The raspberry is a member of the rosaceae, or rose, family. Like rose plants, raspberry plants have sturdy canes that must be pruned. There are more than 200 types of raspberries, including black, yellow, and even orange and purple varieties, as well as the more common red raspberry. They are harvested generally from late summer to first fall frost.
Other Rubus fruits related to the raspberry are blackberries and the blackberry-raspberry hybrids such as boysenberry, youngberry and loganberry.
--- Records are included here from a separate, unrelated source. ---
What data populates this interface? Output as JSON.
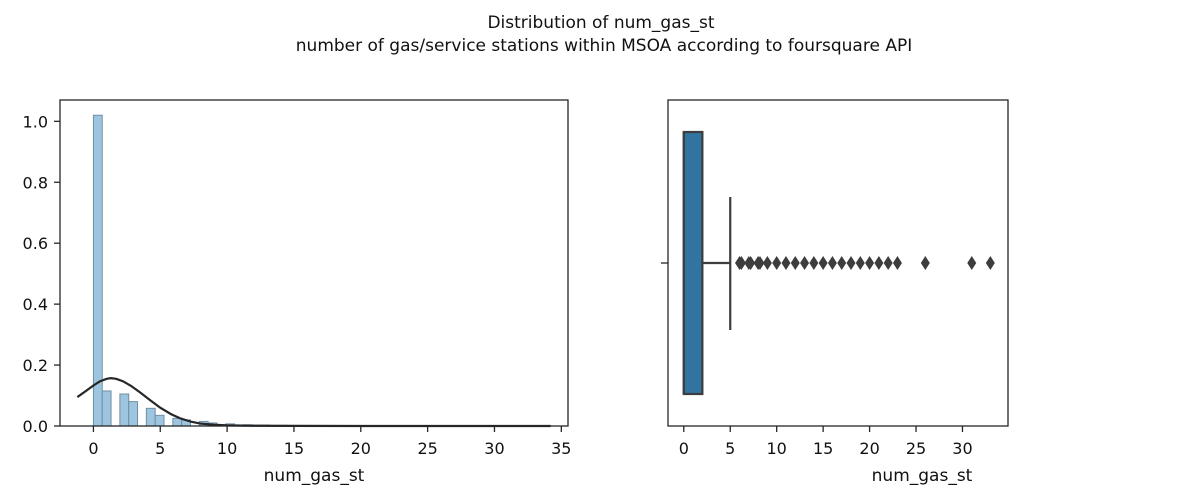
{
  "figure": {
    "title_line1": "Distribution of num_gas_st",
    "title_line2": "number of gas/service stations within MSOA according to foursquare API"
  },
  "colors": {
    "hist_fill": "#9ec5e0",
    "hist_stroke": "#6f8fa6",
    "kde_line": "#262626",
    "box_fill": "#3274a1",
    "box_edge": "#3d3d3d",
    "outlier": "#3d3d3d",
    "axes": "#262626"
  },
  "chart_data": [
    {
      "type": "bar",
      "subtype": "histogram-with-kde",
      "xlabel": "num_gas_st",
      "ylabel": "",
      "xlim": [
        -2.5,
        35.5
      ],
      "ylim": [
        0,
        1.07
      ],
      "xticks": [
        "0",
        "5",
        "10",
        "15",
        "20",
        "25",
        "30",
        "35"
      ],
      "yticks": [
        "0.0",
        "0.2",
        "0.4",
        "0.6",
        "0.8",
        "1.0"
      ],
      "bin_width": 0.66,
      "bins": [
        {
          "x0": 0.0,
          "value": 1.02
        },
        {
          "x0": 0.66,
          "value": 0.115
        },
        {
          "x0": 1.98,
          "value": 0.105
        },
        {
          "x0": 2.64,
          "value": 0.08
        },
        {
          "x0": 3.96,
          "value": 0.058
        },
        {
          "x0": 4.62,
          "value": 0.035
        },
        {
          "x0": 5.94,
          "value": 0.025
        },
        {
          "x0": 6.6,
          "value": 0.02
        },
        {
          "x0": 7.92,
          "value": 0.015
        },
        {
          "x0": 8.58,
          "value": 0.01
        },
        {
          "x0": 9.9,
          "value": 0.007
        },
        {
          "x0": 11.22,
          "value": 0.004
        },
        {
          "x0": 11.88,
          "value": 0.003
        },
        {
          "x0": 12.54,
          "value": 0.003
        },
        {
          "x0": 13.86,
          "value": 0.002
        },
        {
          "x0": 15.18,
          "value": 0.0015
        },
        {
          "x0": 17.16,
          "value": 0.001
        },
        {
          "x0": 19.8,
          "value": 0.001
        },
        {
          "x0": 22.44,
          "value": 0.001
        },
        {
          "x0": 25.74,
          "value": 0.001
        },
        {
          "x0": 30.36,
          "value": 0.0008
        },
        {
          "x0": 33.0,
          "value": 0.0008
        }
      ],
      "kde": {
        "x": [
          -1.2,
          -0.5,
          0,
          0.5,
          1.0,
          1.3,
          1.7,
          2.2,
          2.8,
          3.5,
          4.2,
          5.0,
          5.8,
          6.5,
          7.3,
          8.0,
          9.0,
          10.0,
          12.0,
          15.0,
          20.0,
          25.0,
          30.0,
          34.2
        ],
        "y": [
          0.095,
          0.117,
          0.133,
          0.147,
          0.155,
          0.157,
          0.155,
          0.147,
          0.132,
          0.11,
          0.086,
          0.06,
          0.039,
          0.025,
          0.014,
          0.008,
          0.004,
          0.002,
          0.0008,
          0.0003,
          0.0001,
          0.0001,
          0.0001,
          0.0001
        ]
      }
    },
    {
      "type": "box",
      "xlabel": "num_gas_st",
      "ylabel": "",
      "xlim": [
        -1.7,
        34.9
      ],
      "xticks": [
        "0",
        "5",
        "10",
        "15",
        "20",
        "25",
        "30"
      ],
      "box": {
        "q1": 0,
        "median": 0,
        "q3": 2,
        "whisker_low": 0,
        "whisker_high": 5
      },
      "outliers": [
        6,
        6.2,
        7,
        7.2,
        8,
        8.2,
        9,
        10,
        11,
        12,
        13,
        14,
        15,
        16,
        17,
        18,
        19,
        20,
        21,
        22,
        23,
        26,
        31,
        33
      ]
    }
  ]
}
The canes are biennial. An early sucker is called a turion, and a cane in first-year growth is called a primocane. In the second year of growth, the canes are called floricanes, and these are the ones that flower and later produce fruit.
The other parts of the raspberry plant are the root and root crown, the lateral canes that grow horizontally off the primocanes and floricanes, and the tips of the canes.
A raspberry plant's leaves are palmate, with small serrated edges and three to five leaflets making up each leaf group. The flowers are small, white or pink, and grow in multiflowered racemes on the floricanes. The plants flower in late summer on biennial raspberry plants. Each ovary develops into a drupelet, or the familiar bump on the raspberry's exterior. The raspberry itself is an "aggregate" fruit, because each individual raspberry is made up of a group of drupelets over a central core, or torus. The drupelets are hairlike and stick together. When a raspberry is picked, the receptacle that attaches it to the plant is left behind, leaving a hole at the end of the fruit.
Fruit develops in 30 to 50 days, and most varieties of raspberries are self-pollinating. However, bee pollination does improve the quality of the fruit.